Novels are time out of time: short stories are part of real life, and sometimes the shortest song can contain the longest single note.
What follows is a selection of the stories I have written in the last decade. Some of them are about fairly normal things, others less so. A few come at similar ideas from different angles, others stand alone; some have a life of their own now, having previously appeared in a variety of formats, while others are shiny new.
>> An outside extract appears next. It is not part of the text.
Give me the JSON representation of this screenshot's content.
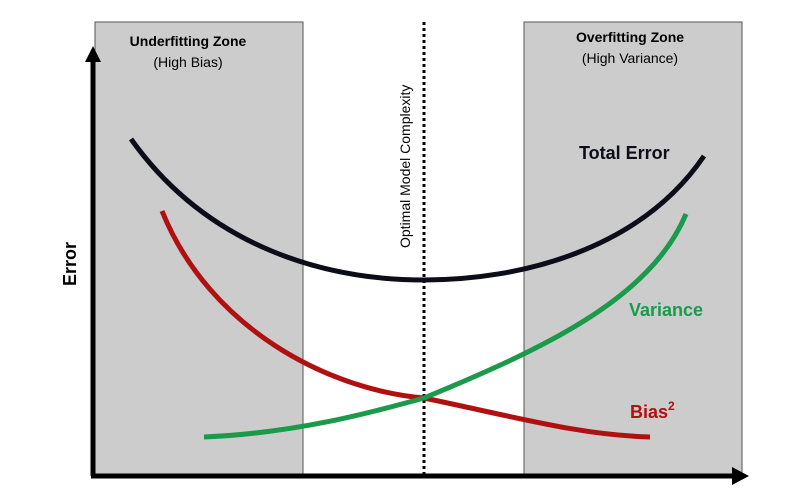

They include both the first story I ever wrote, and the most recent. Everything else is bracketed between them. Through one of those coincidences which seem too telling to be merely random, while I was putting this collection together I was in Edinburgh for the Book Festival. In the evening I took my wife – who was but a dot on an unseen horizon when the first of these stories were written – to the place where I was sitting when I got the idea for that first short story, just over ten years previously. It was a strange feeling. Two days later, back in London, I attended a book launch for the writer who did more than any other to inspire me to write in the first place – and whose fiction I'd been avidly reading on that day in Edinburgh a decade before. This was the writer's first official visit to this country in seventeen years, and it seems odd that it should fall in the same week that I had stood on The Mound in Edinburgh and remembered how it had been.
But that's the way life is, a sea of coincidences and strangenesses and dark heartbeats – and what follows is an attempt to capture something of it. Then it was 1987. Now it's 1998. These stories chart the journey from there to here, and I hope that amongst them you'll find a couple of evenings to remember.